2 dried ancho chiles, stemmed, seeded, and torn into pieces
1 cup boiling water
1/2 pound small (about 2" diameter) tomatoes
1 (1/2"-thick) slice from middle of a large white onion
3 garlic cloves, peeled
1 tablespoon chopped canned chipotle chiles in adobo, including some of adobo
1/2 teaspoon ground cumin
2 tablespoons cold water
12 fresh corn tortillas
1 (1/2-pound) Yukon Gold potato, peeled and cut into 1/2" cubes
1 pound chilled skinless boneless chicken thighs, cut into roughly 1 1/2" pieces
2 tablespoons olive oil
guacamole (or use store-bought), crumbled queso fresco or ricotta salata, sliced radishes, lime wedges, cilantro sprigs, tomato salsa

Directions

  1. Preheat broiler.
  2. Soak ancho chiles in boiling water (1 cup), 5 minutes.
  3. While chiles soak, broil tomatoes, onion slice, and garlic on a foil-lined rimmed baking sheet 3"-4" from heat, turning once, until lightly charred, 5-7 minutes.
  4. Drain chiles, discarding soaking liquid, and add to blender with tomatoes, onion, garlic, chipotles with sauce, cumin, 1/2 teaspoon salt, and cold water (2 tablespoons). Purée until smooth.
  5. Preheat oven to 350°F. Wrap 2 stacks of tortillas in foil; warm in oven while finishing filling.
  6. Cook potatoes in a 3- to 4-quart pot of well-salted boiling water until just tender but not falling apart, 5-7 minutes. Drain.
  7. Coarsely grind chicken in a meat grinder or food processor (or use pre-ground meat).
  8. Heat oil in a 12" heavy skillet over medium-high heat until it shimmers. Add chile purée (it will splatter) and cook, stirring, 4 minutes (sauce will thicken).

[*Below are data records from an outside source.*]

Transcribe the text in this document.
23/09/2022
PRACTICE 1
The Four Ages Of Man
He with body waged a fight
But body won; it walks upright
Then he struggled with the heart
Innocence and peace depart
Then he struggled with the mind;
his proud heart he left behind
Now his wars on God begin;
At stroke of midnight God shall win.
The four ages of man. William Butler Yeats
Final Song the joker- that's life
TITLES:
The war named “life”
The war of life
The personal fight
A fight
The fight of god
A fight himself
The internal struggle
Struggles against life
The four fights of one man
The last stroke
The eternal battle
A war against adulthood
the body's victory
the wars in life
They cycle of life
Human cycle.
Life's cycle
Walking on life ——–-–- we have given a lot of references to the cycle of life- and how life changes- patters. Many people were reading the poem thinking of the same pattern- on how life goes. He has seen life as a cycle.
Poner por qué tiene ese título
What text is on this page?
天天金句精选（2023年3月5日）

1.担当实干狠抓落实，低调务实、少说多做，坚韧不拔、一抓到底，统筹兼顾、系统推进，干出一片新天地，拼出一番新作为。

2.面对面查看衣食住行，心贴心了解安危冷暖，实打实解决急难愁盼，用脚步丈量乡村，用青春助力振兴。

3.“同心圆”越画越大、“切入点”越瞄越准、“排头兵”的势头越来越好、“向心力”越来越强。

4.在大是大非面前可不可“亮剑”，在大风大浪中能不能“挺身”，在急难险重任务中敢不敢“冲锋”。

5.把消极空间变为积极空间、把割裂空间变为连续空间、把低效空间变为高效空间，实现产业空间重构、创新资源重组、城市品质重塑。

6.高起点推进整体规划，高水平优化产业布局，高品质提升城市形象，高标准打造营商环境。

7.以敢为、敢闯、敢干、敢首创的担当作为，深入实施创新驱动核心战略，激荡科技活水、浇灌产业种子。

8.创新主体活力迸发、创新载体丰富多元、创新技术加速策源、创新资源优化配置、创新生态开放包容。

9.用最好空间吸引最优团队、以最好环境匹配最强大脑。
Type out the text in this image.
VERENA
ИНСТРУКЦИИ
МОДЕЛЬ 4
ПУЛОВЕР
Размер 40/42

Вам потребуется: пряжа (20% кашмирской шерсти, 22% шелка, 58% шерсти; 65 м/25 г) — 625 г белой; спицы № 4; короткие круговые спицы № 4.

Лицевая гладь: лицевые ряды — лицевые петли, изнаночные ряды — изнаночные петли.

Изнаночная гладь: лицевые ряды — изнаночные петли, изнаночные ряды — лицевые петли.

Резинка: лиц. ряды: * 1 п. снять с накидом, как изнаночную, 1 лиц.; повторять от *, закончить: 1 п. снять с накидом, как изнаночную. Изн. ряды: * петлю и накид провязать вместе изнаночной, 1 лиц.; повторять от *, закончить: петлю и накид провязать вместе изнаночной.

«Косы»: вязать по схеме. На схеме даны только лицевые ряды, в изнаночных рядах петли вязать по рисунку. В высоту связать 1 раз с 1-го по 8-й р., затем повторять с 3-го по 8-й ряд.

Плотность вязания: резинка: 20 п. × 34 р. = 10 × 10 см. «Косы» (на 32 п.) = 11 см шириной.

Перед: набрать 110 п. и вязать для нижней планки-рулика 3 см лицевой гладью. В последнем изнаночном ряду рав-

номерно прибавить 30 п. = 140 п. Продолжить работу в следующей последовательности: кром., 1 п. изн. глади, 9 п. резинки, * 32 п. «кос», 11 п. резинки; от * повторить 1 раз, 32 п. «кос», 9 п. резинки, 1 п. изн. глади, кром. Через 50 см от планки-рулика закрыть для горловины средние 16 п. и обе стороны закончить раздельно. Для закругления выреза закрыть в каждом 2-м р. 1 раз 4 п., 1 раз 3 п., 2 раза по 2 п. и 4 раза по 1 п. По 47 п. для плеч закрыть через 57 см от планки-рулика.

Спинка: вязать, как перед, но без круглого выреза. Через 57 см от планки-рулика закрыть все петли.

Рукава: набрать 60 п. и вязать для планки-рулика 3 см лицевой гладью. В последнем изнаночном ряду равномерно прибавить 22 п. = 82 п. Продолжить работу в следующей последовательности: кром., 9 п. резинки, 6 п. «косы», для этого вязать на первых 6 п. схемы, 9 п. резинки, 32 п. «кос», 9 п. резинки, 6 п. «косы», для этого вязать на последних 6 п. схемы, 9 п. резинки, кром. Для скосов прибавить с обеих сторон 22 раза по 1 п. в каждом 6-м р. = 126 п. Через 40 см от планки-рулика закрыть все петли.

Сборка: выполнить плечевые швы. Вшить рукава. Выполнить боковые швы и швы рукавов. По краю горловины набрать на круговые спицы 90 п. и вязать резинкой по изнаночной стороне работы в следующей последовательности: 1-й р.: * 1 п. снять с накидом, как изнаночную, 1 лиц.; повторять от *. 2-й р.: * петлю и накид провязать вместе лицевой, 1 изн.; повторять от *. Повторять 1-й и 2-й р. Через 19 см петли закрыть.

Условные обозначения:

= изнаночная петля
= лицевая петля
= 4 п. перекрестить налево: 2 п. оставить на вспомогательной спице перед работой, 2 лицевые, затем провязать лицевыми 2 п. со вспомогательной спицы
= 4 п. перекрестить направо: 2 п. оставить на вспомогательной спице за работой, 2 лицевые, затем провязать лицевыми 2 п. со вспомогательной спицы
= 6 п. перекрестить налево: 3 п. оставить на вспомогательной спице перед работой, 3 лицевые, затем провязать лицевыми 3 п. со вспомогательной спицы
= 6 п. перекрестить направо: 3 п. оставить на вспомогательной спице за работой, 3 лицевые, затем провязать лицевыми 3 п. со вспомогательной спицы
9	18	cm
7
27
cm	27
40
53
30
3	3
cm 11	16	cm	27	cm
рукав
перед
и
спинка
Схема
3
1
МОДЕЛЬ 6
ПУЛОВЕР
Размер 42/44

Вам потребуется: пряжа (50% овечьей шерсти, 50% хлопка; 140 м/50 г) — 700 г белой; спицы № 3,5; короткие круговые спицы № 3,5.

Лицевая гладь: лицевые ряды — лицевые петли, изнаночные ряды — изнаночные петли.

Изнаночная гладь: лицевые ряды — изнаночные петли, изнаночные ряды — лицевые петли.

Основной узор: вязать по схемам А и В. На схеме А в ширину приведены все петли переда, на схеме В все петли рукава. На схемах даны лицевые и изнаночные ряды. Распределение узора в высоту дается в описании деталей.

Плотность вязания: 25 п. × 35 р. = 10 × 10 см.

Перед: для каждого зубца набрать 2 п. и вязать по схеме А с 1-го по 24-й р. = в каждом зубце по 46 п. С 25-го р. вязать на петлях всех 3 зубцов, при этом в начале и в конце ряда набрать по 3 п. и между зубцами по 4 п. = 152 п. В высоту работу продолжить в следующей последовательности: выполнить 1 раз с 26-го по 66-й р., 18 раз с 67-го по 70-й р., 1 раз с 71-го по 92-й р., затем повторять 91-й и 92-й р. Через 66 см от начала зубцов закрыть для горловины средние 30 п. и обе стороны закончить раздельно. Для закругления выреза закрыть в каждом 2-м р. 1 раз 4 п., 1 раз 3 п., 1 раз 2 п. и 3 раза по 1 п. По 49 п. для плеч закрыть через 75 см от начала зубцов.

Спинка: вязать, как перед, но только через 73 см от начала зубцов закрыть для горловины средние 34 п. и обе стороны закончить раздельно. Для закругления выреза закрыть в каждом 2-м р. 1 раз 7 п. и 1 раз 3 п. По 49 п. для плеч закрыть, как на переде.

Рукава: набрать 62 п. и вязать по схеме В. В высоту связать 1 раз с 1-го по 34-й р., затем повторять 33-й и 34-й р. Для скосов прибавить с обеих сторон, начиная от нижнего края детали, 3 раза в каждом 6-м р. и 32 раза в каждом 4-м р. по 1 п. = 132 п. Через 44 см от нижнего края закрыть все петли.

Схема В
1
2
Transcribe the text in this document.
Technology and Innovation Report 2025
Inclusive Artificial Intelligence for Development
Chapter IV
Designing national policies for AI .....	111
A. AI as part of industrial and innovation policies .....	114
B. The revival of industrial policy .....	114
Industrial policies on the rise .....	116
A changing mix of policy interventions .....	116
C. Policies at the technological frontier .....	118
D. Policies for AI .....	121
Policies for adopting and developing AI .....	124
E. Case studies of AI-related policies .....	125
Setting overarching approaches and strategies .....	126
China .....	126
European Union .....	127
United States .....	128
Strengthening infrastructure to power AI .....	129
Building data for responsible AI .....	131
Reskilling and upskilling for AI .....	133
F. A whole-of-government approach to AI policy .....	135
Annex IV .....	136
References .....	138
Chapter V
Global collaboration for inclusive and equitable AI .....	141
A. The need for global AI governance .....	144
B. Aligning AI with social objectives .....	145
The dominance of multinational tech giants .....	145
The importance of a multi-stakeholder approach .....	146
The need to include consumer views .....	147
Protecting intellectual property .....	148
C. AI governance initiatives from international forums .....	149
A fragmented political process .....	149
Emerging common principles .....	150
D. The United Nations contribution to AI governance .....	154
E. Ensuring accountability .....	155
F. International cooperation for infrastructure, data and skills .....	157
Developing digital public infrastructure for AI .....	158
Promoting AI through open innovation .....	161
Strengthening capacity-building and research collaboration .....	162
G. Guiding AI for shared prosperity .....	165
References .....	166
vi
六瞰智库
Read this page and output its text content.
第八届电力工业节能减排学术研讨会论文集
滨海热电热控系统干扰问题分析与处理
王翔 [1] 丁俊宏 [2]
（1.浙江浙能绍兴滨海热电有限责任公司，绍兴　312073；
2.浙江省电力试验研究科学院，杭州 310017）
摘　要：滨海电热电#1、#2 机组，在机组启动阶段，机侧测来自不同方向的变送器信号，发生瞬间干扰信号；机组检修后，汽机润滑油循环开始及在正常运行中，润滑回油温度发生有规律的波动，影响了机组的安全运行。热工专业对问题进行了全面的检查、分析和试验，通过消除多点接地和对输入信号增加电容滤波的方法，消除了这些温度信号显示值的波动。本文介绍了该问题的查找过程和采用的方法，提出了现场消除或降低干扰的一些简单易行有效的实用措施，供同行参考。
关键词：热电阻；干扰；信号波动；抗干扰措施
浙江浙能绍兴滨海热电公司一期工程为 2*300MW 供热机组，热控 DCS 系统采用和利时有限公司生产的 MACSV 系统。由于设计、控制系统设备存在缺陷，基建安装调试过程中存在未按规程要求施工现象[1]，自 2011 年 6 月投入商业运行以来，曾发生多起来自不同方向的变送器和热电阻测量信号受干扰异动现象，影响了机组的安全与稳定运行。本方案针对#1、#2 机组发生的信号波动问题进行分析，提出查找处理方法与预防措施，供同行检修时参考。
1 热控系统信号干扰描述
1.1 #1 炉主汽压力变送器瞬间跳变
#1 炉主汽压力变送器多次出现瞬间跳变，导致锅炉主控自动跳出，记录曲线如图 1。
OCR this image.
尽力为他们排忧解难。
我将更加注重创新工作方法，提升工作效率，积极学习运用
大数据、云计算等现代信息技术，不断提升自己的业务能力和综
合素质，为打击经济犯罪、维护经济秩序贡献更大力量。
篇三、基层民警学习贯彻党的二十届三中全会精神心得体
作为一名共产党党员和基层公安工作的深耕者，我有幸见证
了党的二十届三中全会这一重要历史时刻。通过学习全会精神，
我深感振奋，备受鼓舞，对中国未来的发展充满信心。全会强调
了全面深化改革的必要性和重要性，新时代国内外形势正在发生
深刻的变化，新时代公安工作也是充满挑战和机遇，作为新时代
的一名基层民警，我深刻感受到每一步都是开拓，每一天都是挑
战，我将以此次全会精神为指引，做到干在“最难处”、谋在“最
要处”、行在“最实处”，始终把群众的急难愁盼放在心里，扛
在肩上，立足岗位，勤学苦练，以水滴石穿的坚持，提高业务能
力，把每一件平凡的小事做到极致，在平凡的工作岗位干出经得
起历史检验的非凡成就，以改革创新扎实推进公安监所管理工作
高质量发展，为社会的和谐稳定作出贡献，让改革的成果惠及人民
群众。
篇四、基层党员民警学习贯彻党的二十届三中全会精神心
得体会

  9. Add ground chicken and cook, stirring and breaking up clumps, 1 minute. Cover skillet and reduce heat; simmer, stirring occasionally, until chicken is cooked through, about 4 minutes.
  10. Gently stir in potatoes and reheat.
  11. Serve chicken and potatoes with warm tortillas and accompaniments.